Can Paula Deen Make A Comeback?
Image expert says it's possible, but response must be better than last week
Over the last five days, celebrity Southern cook Paula Deen has lost her contract with Food Network and at least one major endorsement deal after her admission to using questionable language in the past. An image expert in Indy says whether she comes back from this depends upon how she handles the situation from now on.
Listen to Ray Steele's report:
Ms. Deen made the admission while giving a deposition last month in a discrimination lawsuit filed by a former manager of Uncle Bubba's Oyster House, a restaurant in Savannah, Georgia operated by her brother, Earl "Bubba" Hiers, and which is part of Paula Deen Enterprises. When asked by the attorney for ex-manager Lisa Jackson, Deen said she had used the 'N-word' some in the past, though she denied using it when describing how she would like to use black waiters at the reception for Hiers's wedding in 2007, as was alleged in the lawsuit. Jackson, in her deposition, testified that she had never heard Deen use the 'N-word', which appears to contradict one of the arguments in her lawsuit.

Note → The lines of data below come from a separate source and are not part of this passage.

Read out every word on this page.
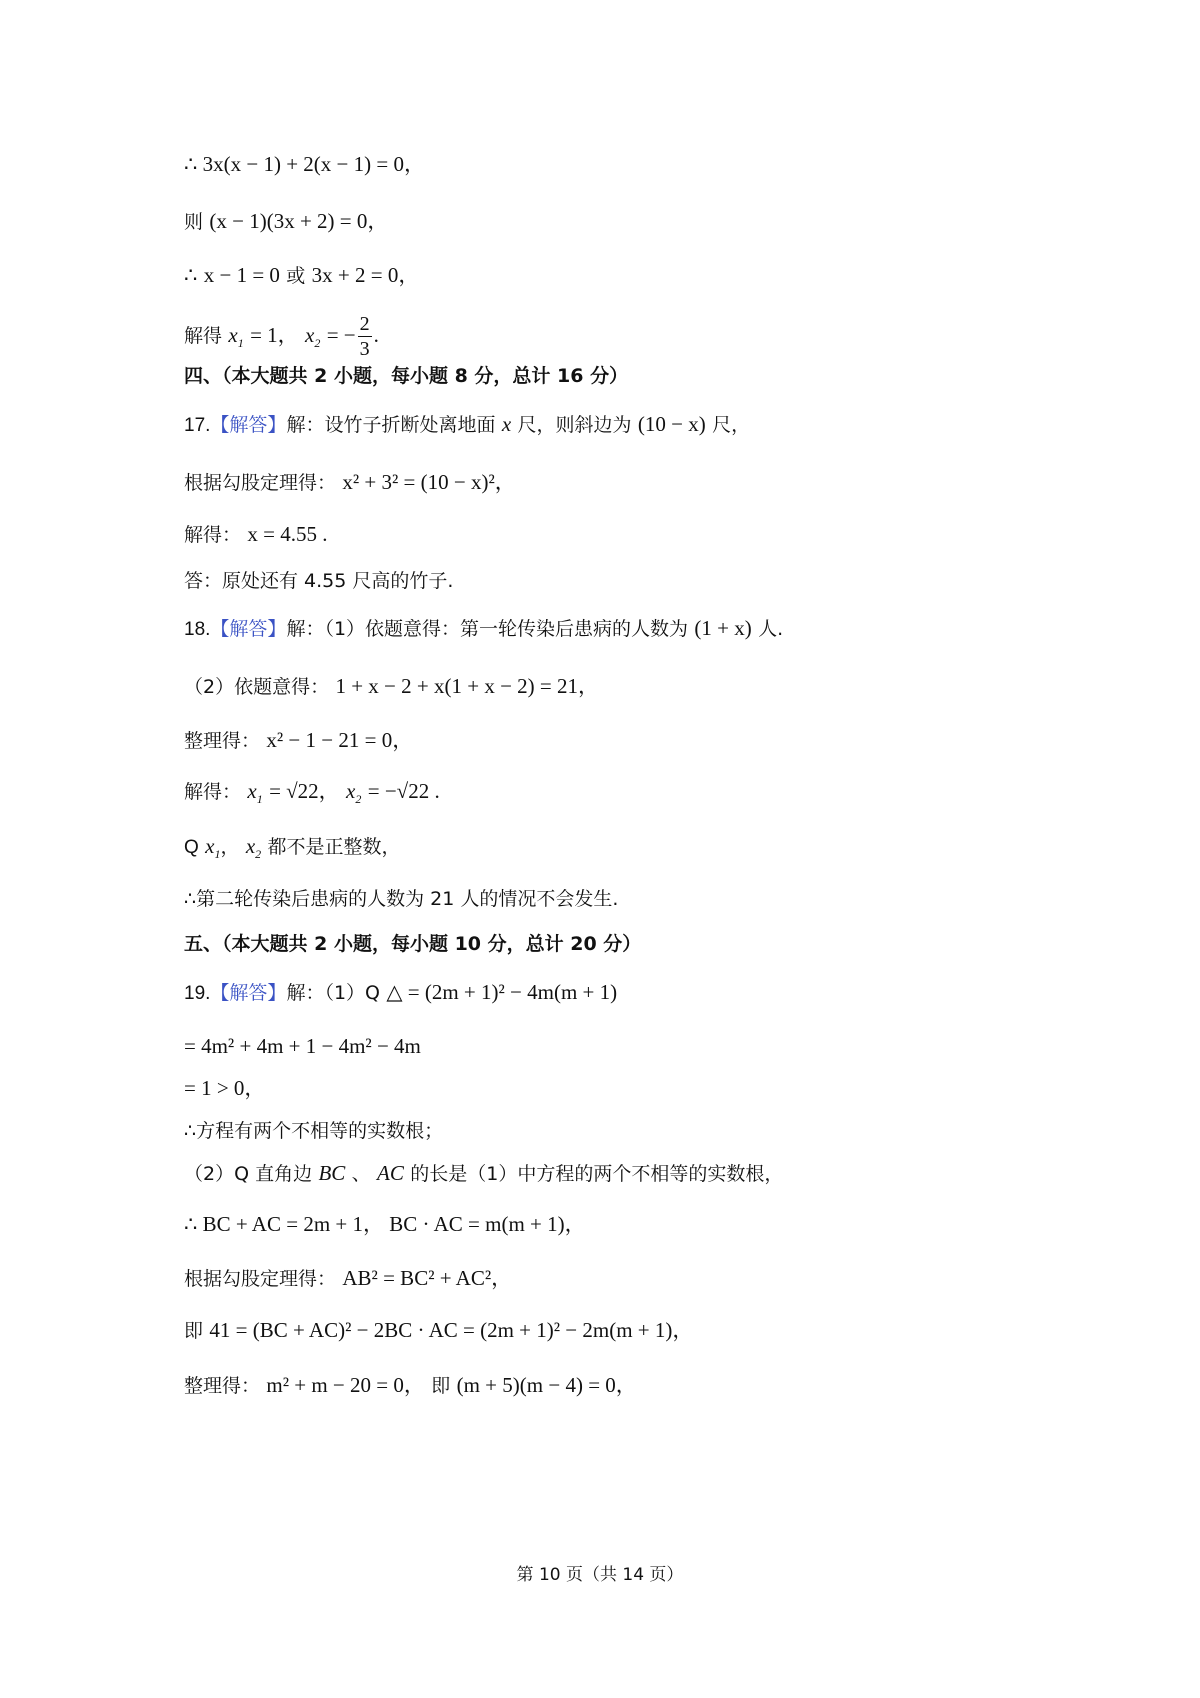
∴ 3x(x − 1) + 2(x − 1) = 0，
则 (x − 1)(3x + 2) = 0，
∴ x − 1 = 0 或 3x + 2 = 0，
解得 $x_1 = 1$， $x_2$ = − $\frac{2}{3}$ .
四、（本大题共 2 小题，每小题 8 分，总计 16 分）
17.【解答】解：设竹子折断处离地面 x 尺，则斜边为 (10 − x) 尺，
根据勾股定理得： x² + 3² = (10 − x)²，
解得： x = 4.55 .
答：原处还有 4.55 尺高的竹子.
18.【解答】解：（1）依题意得：第一轮传染后患病的人数为 (1 + x) 人.
（2）依题意得： 1 + x − 2 + x(1 + x − 2) = 21，
整理得： x² − 1 − 21 = 0，
解得： $x_1 = √22$， $x_2 = -√22$ .
Q $x_1$， $x_2$ 都不是正整数，
∴第二轮传染后患病的人数为 21 人的情况不会发生.
五、（本大题共 2 小题，每小题 10 分，总计 20 分）
19.【解答】解：（1）Q △ = (2m + 1)² − 4m(m + 1)
= 4m² + 4m + 1 − 4m² − 4m
= 1 > 0，
∴方程有两个不相等的实数根；
（2）Q 直角边 BC 、 AC 的长是（1）中方程的两个不相等的实数根，
∴ BC + AC = 2m + 1， BC · AC = m(m + 1)，
根据勾股定理得： AB² = BC² + AC²，
即 41 = (BC + AC)² − 2BC · AC = (2m + 1)² − 2m(m + 1)，
整理得： m² + m − 20 = 0， 即 (m + 5)(m − 4) = 0，
第 10 页（共 14 页）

After the National Enquirer published Deen's testimony last week and other media outlets picked up the story, Food Network announced that her contract would not be renewed at the end of the month. On Monday, Smithfield Foods, maker of pork products endorsed by Deen, announced that it was canceling its deal with her. Ironically, it was Deen's association with Smithfield that last brought protestors to her flagship Savannah restaurant The Lady & Sons in December 2007 over Smithfield's alleged treatment of employees and animals at its processing plants. Smithfield recently agreed to be bought by a Chinese company - the sale awaits federal regulatory approval.
Deen was scheduled to appear on NBC's Today show last Friday, the day after her testimony was made public, but canceled at the last minute. Instead, she released two videotaped apologies - one heavily edited, and the second done in one take without the presence of a production crew. Starla West, founder and president of image consulting firm Starla West International in Indianapolis, says even if Deen was sincere with her apology, her cancellation of the Today appearance and what appeared to be the clumsy issuance of back-to-back apologies could easily lead one to question them.
Deen is now scheduled to appear on Today this week, and West says she can help herself simply by being herself. "If she's going to go on TV, she needs to do so with a plan," said West. "Unfortunately, in her off-the-cuff videos that she did, there appeared to be little coaching behind the scenes." Despite what appear to be dire circumstances, West says our society is generally forgiving if Deen is sincerely sorry for her past remarks. "If that is the message she can get out there, most of us are going to understand that, allow her to move on and allow her to re-brand herself."
Before the controversy, Deen had restaurants in casinos across the U.S., a plethora of best-selling cookbooks (with another due out later this year), and endorsement deals on everything from butter to furniture. West says the entire empire is unlikely to withstand the souring of some, though not all, public opinion, but says this does not have to be the death of the Paula Deen brand. "She probably needs to take a good hard look at what that brand is going to look like going forward. It's possible, but it's going to take some time to figure out what the community and the rest of the world will accept," West said.